Chaque année le ministère chargé de la Recherche effectue une enquête auprès des institutions publiques de recherche pour répertorier les flux financiers entre elles et avec l’extérieur (enquête recherche publique). Parallèlement, une autre enquête identifie les flux financiers de recherche - développement (RD) relatifs aux entreprises, entre elles et avec l’extérieur (enquête RD des entreprises).

Résultat : en ce qui concerne les rapports avec l’étranger, deux institutions publiques sont massivement importatrices de recherche : le CNES (Centre national d’études spatiales) et le ministère des Affaires étrangères. Ces institutions payent en effet beaucoup de RD à des fournisseurs étrangers. Il est établi par ailleurs que les grandes firmes françaises de haute technologie sont massivement exportatrices de travaux de RD, elles reçoivent beaucoup d’argent de l’étranger.
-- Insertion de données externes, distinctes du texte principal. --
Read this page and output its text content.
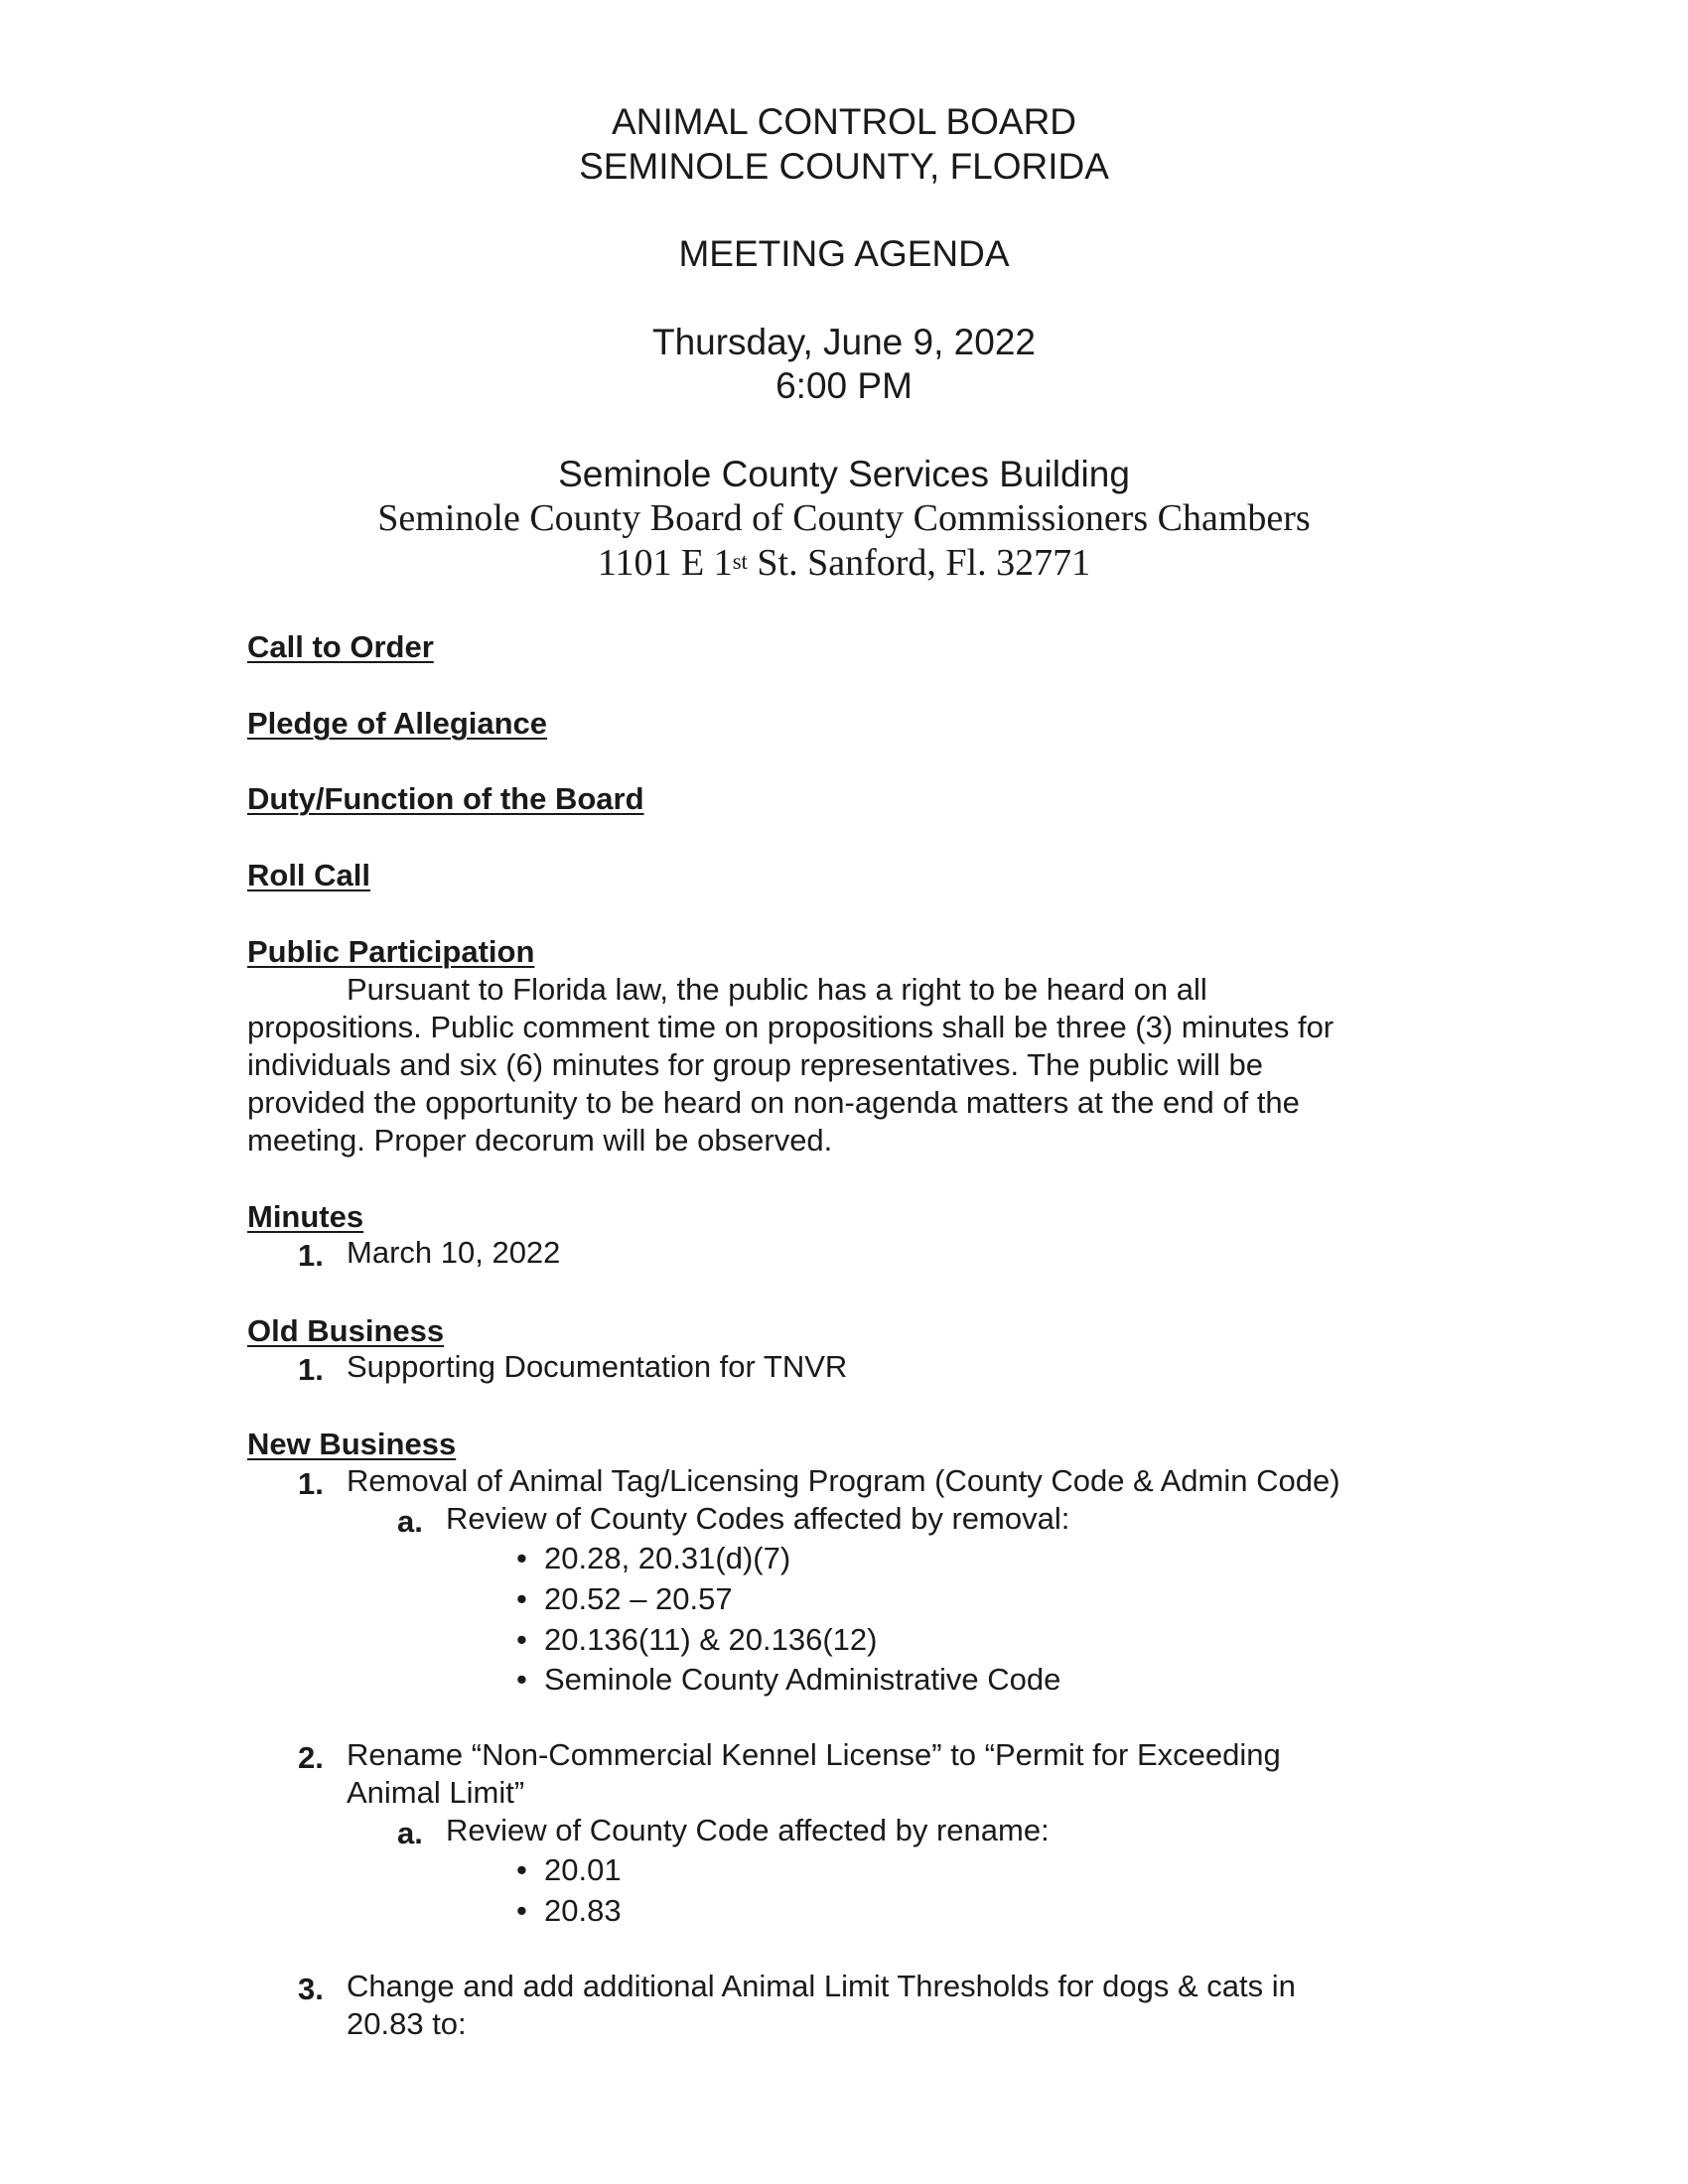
ANIMAL CONTROL BOARD
SEMINOLE COUNTY, FLORIDA
MEETING AGENDA
Thursday, June 9, 2022
6:00 PM
Seminole County Services Building
Seminole County Board of County Commissioners Chambers
1101 E 1st St. Sanford, Fl. 32771
Call to Order
Pledge of Allegiance
Duty/Function of the Board
Roll Call
Public Participation
Pursuant to Florida law, the public has a right to be heard on all
propositions. Public comment time on propositions shall be three (3) minutes for
individuals and six (6) minutes for group representatives. The public will be
provided the opportunity to be heard on non-agenda matters at the end of the
meeting. Proper decorum will be observed.
Minutes
1. March 10, 2022
Old Business
1. Supporting Documentation for TNVR
New Business
1. Removal of Animal Tag/Licensing Program (County Code & Admin Code)
a. Review of County Codes affected by removal:
• 20.28, 20.31(d)(7)
• 20.52 – 20.57
• 20.136(11) & 20.136(12)
• Seminole County Administrative Code
2. Rename “Non-Commercial Kennel License” to “Permit for Exceeding
Animal Limit”
a. Review of County Code affected by rename:
• 20.01
• 20.83
3. Change and add additional Animal Limit Thresholds for dogs & cats in
20.83 to:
Est-ce à dire que nos ministères et grandes agences seraient obligés d’importer de la connaissance que notre système public serait incapable de leur fournir, tandis que nos vaillantes entreprises emporteraient à l’exportation des marchés à haute valeur ajoutée ? Voilà qui pourrait poser question… D’autant qu’il s’agit de plusieurs milliards de francs par an !

C’est bien ce qu’aurait dû conclure n’importe quel destinataire des travaux publiés depuis des lustres par le ministère chargé de la Recherche, notamment de son Rapport pour la Loi de Finance, présenté chaque année au Parlement.

Du moins pour un destinataire qui se donnerait la peine de lire.

Disons de suite que cela aurait été peine perdue.

En effet c’est le ministère des Affaires étrangères qui règle les « cotisations » de la France aux organisations scientifiques internationales régies par des conventions internationales, par exemple le CERN de Genève - d’où ses « importations » de RD.

Par ailleurs, et par exception, c’est le CNES qui règle la cotisation de la France à l’Agence spatiale européenne (ESA). Ce financement, qui apparaît comme une importation du CNES, est ensuite reversé selon la règle du « juste retour » aux entreprises françaises compétentes, ce qui apparaît, pour elles, comme une exportation puisque l’ESA est une agence internationale.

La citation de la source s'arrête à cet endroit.